Methodology

The Stunt Double Index is produced by Stunt Double, an AI testing platform that dispatches real agents to carry out real user tasks. Every score on the index comes from observed agent behaviour — not crawling heuristics.

Agent providers

We run weekly cohorts of sessions on the following providers. Each category is measured across every provider and the per-provider scores are averaged.

  • Claude
    Anthropic
  • ChatGPT Agent
    OpenAI
  • Gemini
    Google
  • Perplexity
    Perplexity
  • Copilot
    Microsoft
  • Browserbase Operator
    Browserbase

Categories & weights

  1. Brand awareness10%

    Measures how often and how accurately leading agents mention your brand in unprompted research and comparison tasks.

  2. Discovery15%

    How well agents discover, shortlist and recommend your product when a user asks for a solution in your category.
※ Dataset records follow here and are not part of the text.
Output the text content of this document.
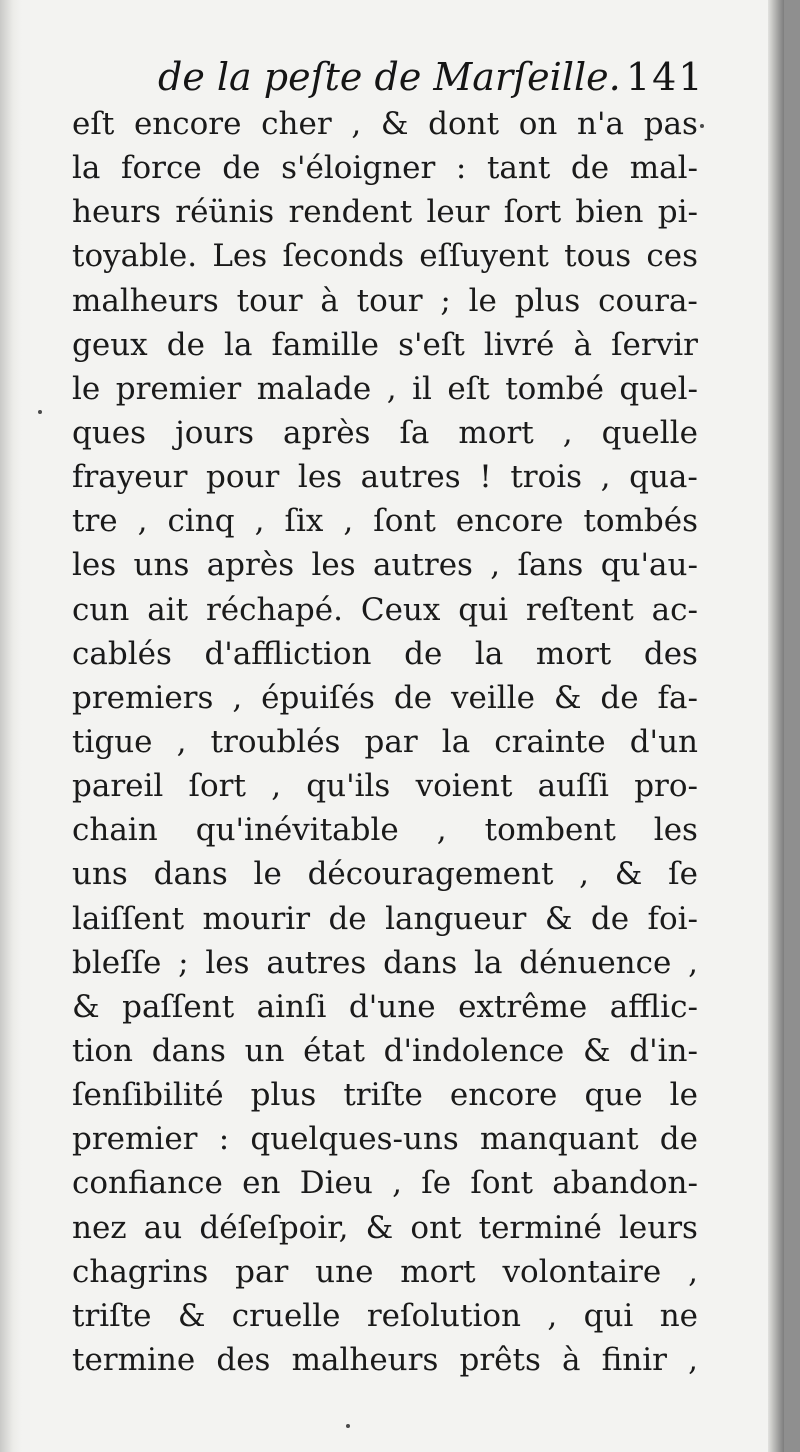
de la peſte de Marſeille. 141
eſt encore cher , & dont on n'a pas
la force de s'éloigner : tant de mal-
heurs réünis rendent leur ſort bien pi-
toyable. Les ſeconds eſſuyent tous ces
malheurs tour à tour ; le plus coura-
geux de la famille s'eſt livré à ſervir
le premier malade , il eſt tombé quel-
ques jours après ſa mort , quelle
frayeur pour les autres ! trois , qua-
tre , cinq , ſix , ſont encore tombés
les uns après les autres , ſans qu'au-
cun ait réchapé. Ceux qui reſtent ac-
cablés d'affliction de la mort des
premiers , épuiſés de veille & de fa-
tigue , troublés par la crainte d'un
pareil ſort , qu'ils voient auſſi pro-
chain qu'inévitable , tombent les
uns dans le découragement , & ſe
laiſſent mourir de langueur & de foi-
bleſſe ; les autres dans la dénuence ,
& paſſent ainſi d'une extrême afflic-
tion dans un état d'indolence & d'in-
ſenſibilité plus triſte encore que le
premier : quelques-uns manquant de
confiance en Dieu , ſe ſont abandon-
nez au déſeſpoir, & ont terminé leurs
chagrins par une mort volontaire ,
triſte & cruelle reſolution , qui ne
termine des malheurs prêts à finir ,
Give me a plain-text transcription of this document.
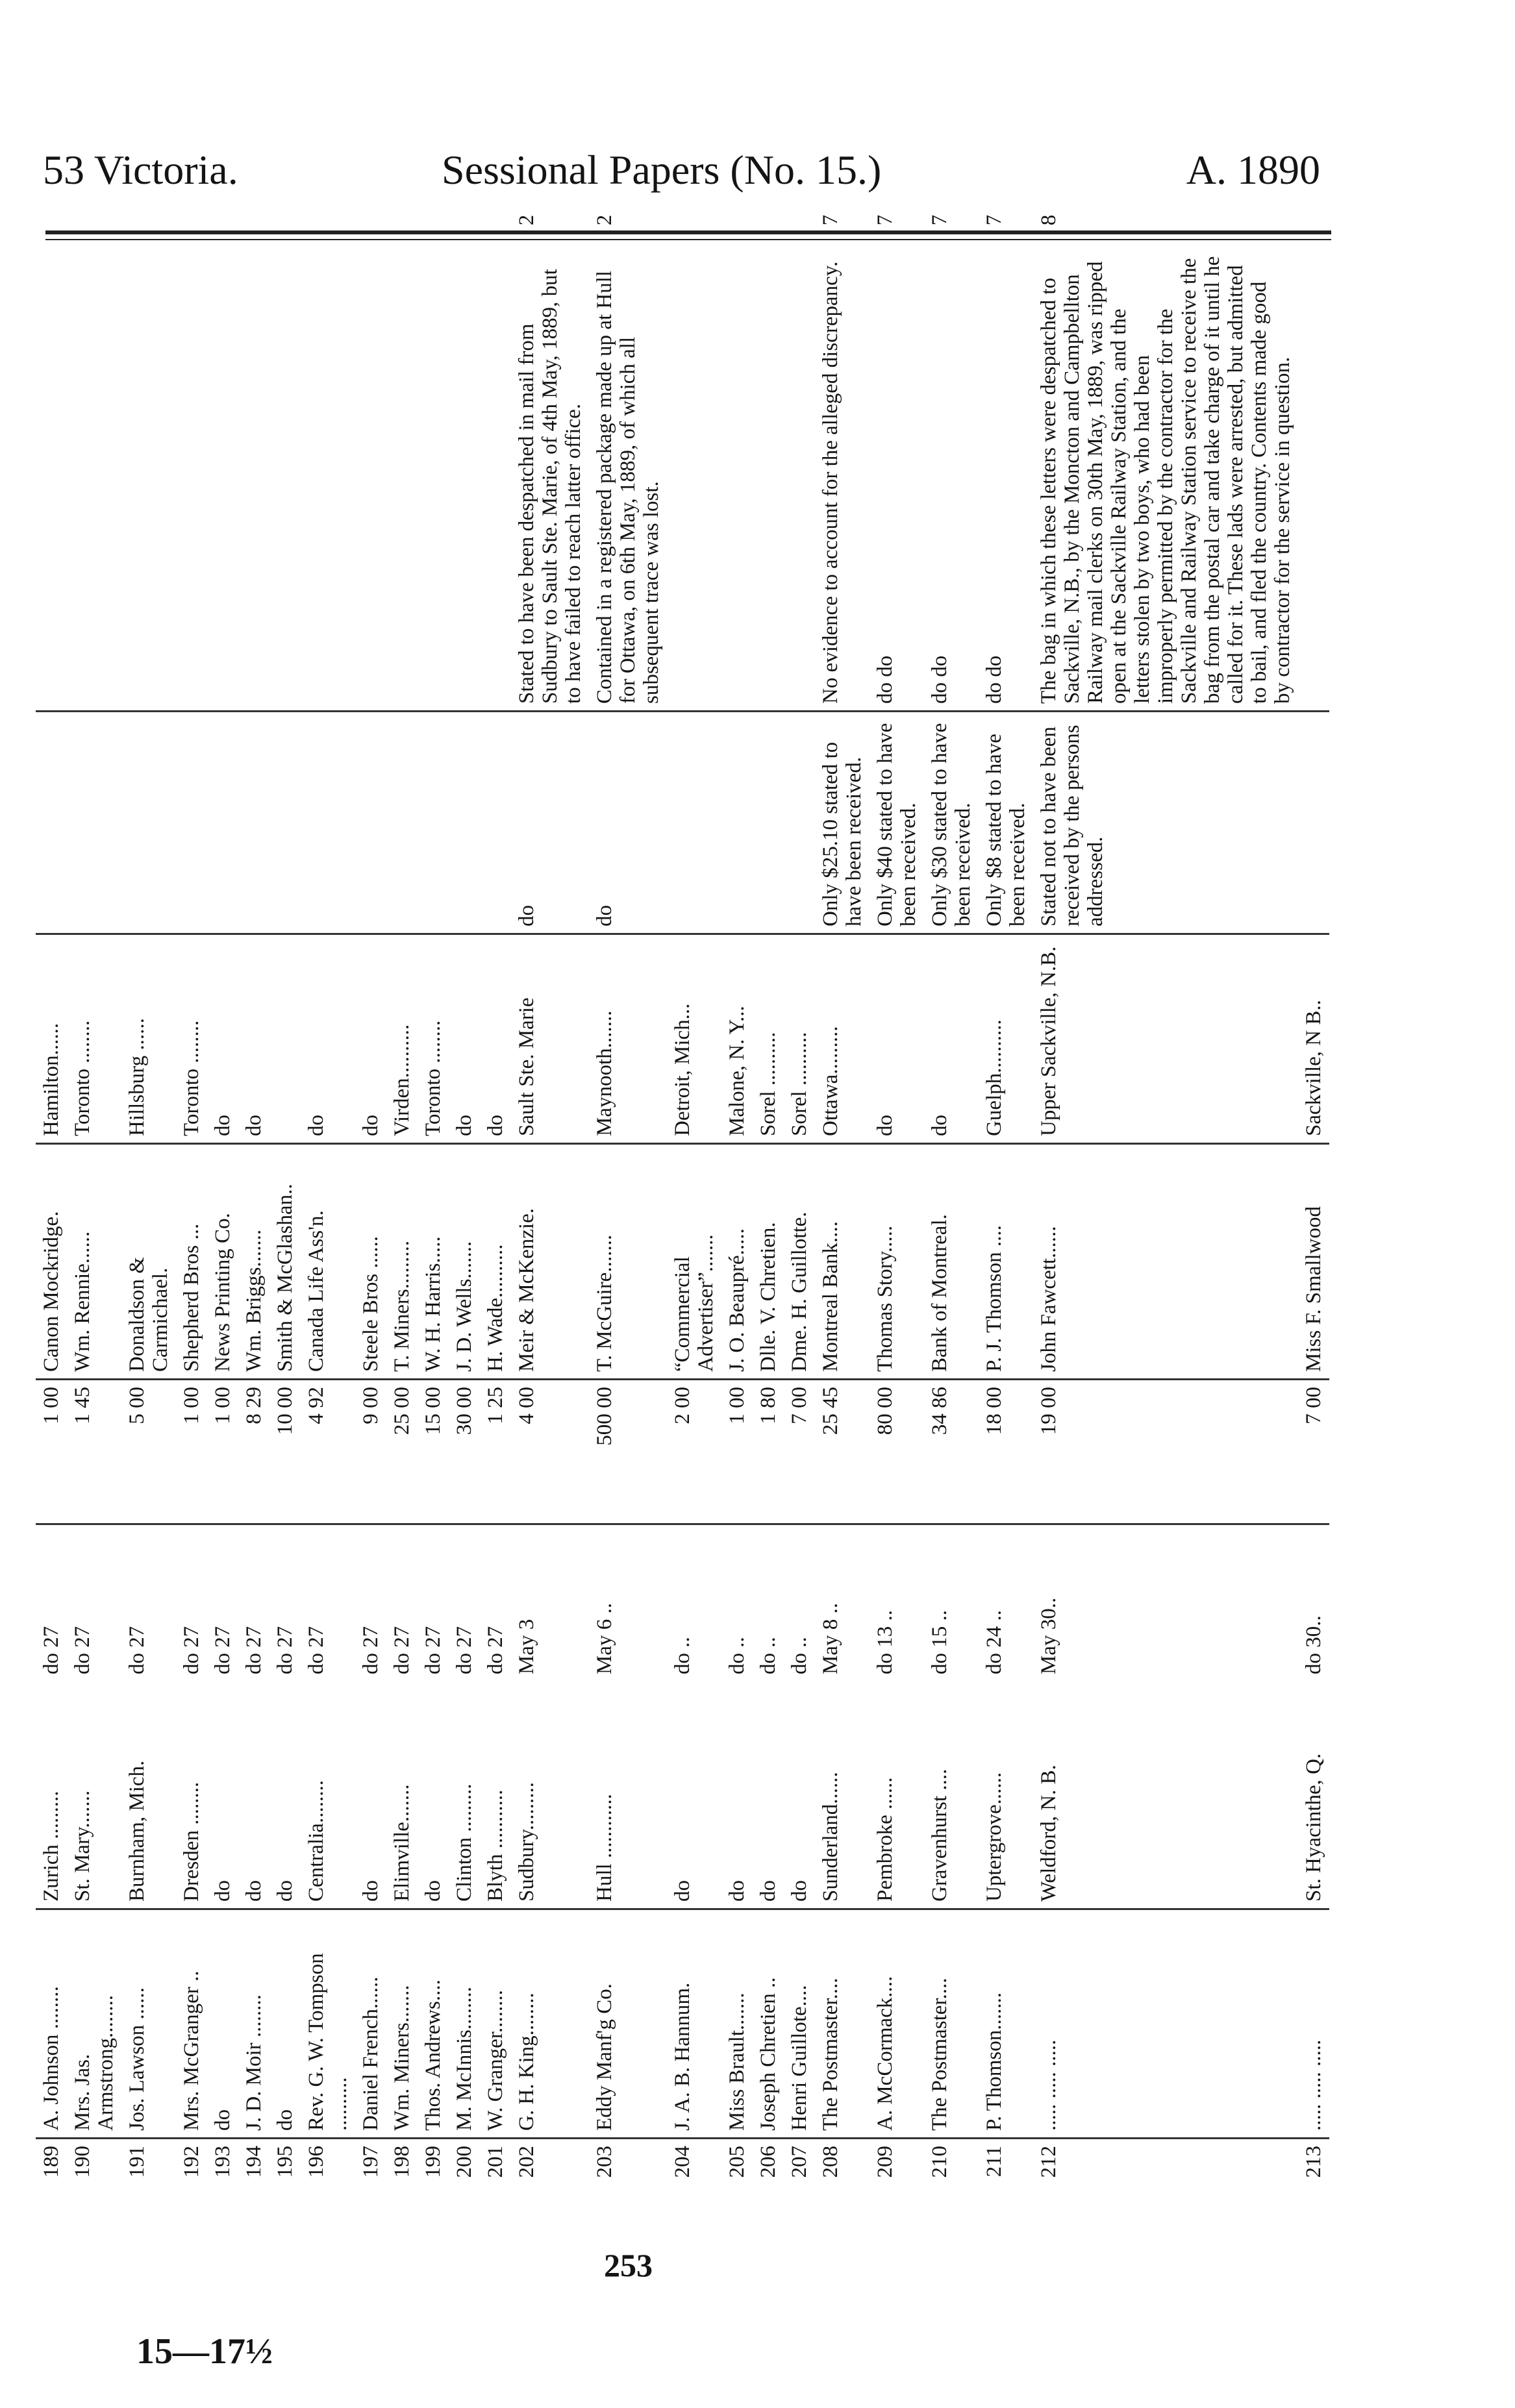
53 Victoria.	Sessional Papers (No. 15.)	A. 1890
189	A. Johnson ........	Zurich .........	do 27	1 00	Canon Mockridge.	Hamilton......			
190	Mrs. Jas. Armstrong........	St. Mary.......	do 27	1 45	Wm. Rennie......	Toronto ........			
191	Jos. Lawson ......	Burnham, Mich.	do 27	5 00	Donaldson & Carmichael.	Hillsburg ......			
192	Mrs. McGranger ..	Dresden ........	do 27	1 00	Shepherd Bros ...	Toronto ........			
193	do	do	do 27	1 00	News Printing Co.	do			
194	J. D. Moir ........	do	do 27	8 29	Wm. Briggs.......	do			
195	do	do	do 27	10 00	Smith & McGlashan..				
196	Rev. G. W. Tompson ..........	Centralia........	do 27	4 92	Canada Life Ass'n.	do			
197	Daniel French......	do	do 27	9 00	Steele Bros ......	do			
198	Wm. Miners.......	Elimville.......	do 27	25 00	T. Miners.........	Virden..........			
199	Thos. Andrews....	do	do 27	15 00	W. H. Harris.....	Toronto ........			
200	M. McInnis........	Clinton .........	do 27	30 00	J. D. Wells.......	do			
201	W. Granger........	Blyth ...........	do 27	1 25	H. Wade..........	do			
202	G. H. King........	Sudbury.........	May 3	4 00	Meir & McKenzie.	Sault Ste. Marie	do	Stated to have been despatched in mail from Sudbury to Sault Ste. Marie, of 4th May, 1889, but to have failed to reach latter office.	2
203	Eddy Manf'g Co.	Hull ............	May 6 ..	500 00	T. McGuire.......	Maynooth.......	do	Contained in a registered package made up at Hull for Ottawa, on 6th May, 1889, of which all subsequent trace was lost.	2
204	J. A. B. Hannum.	do	do ..	2 00	“Commercial Advertiser”.......	Detroit, Mich...			
205	Miss Brault.......	do	do ..	1 00	J. O. Beaupré.....	Malone, N. Y...			
206	Joseph Chretien ..	do	do ..	1 80	Dlle. V. Chretien.	Sorel ..........			
207	Henri Guillote....	do	do ..	7 00	Dme. H. Guillotte.	Sorel ..........			
208	The Postmaster....	Sunderland......	May 8 ..	25 45	Montreal Bank....	Ottawa.........	Only $25.10 stated to have been received.	No evidence to account for the alleged discrepancy.	7
209	A. McCormack....	Pembroke ......	do 13 ..	80 00	Thomas Story.....	do	Only $40 stated to have been received.	do do	7
210	The Postmaster....	Gravenhurst ....	do 15 ..	34 86	Bank of Montreal.	do	Only $30 stated to have been received.	do do	7
211	P. Thomson.......	Uptergrove......	do 24 ..	18 00	P. J. Thomson ....	Guelph..........	Only $8 stated to have been received.	do do	7
212	..... ..... .....	Weldford, N. B.	May 30..	19 00	John Fawcett......	Upper Sackville, N.B.	Stated not to have been received by the persons addressed.	The bag in which these letters were despatched to Sackville, N.B., by the Moncton and Campbellton Railway mail clerks on 30th May, 1889, was ripped open at the Sackville Railway Station, and the letters stolen by two boys, who had been improperly permitted by the contractor for the Sackville and Railway Station service to receive the bag from the postal car and take charge of it until he called for it. These lads were arrested, but admitted to bail, and fled the country. Contents made good by contractor for the service in question.	8
213	..... ..... .....	St. Hyacinthe, Q.	do 30..	7 00	Miss F. Smallwood	Sackville, N B..			
253
15—17½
  3. Information retrieval15%

    Quality of structured data, semantics and navigability for agents extracting pricing, specs and policies.

  4. Market ranking15%

    Your relative placement vs. competitors when agents produce ranked lists for buyers in your market.

  5. Accuracy15%

    How often agents report correct pricing, features, availability and policies — and how often they hallucinate.

  6. Checkout15%

    End-to-end completion rate for agentic checkout across guest, logged-in and delegated-access flows.

  7. Delegated access10%

    Availability of scoped auth (OIDC, API keys, MCP), rate limits, and tooling for delegated agent sessions.

  8. Support & returns5%

    Completion rate and clarity when agents attempt to get help, cancel, return, or manage a subscription.

Task protocol

Each session runs a reference task for the sector (e.g. purchase a product, research a return policy, price-compare a loan). Outcomes are scored by a rubric agent independent of the one running the task. All sessions are recorded and replayable for claimed domains.

Ethics

We identify our agents with a stable UA token and honour opt-outs declared in robots.txt and headers. We don't store PII and we rate-limit against target domains. Anything you see in a public friction report, an agent acting on behalf of a real customer could also encounter.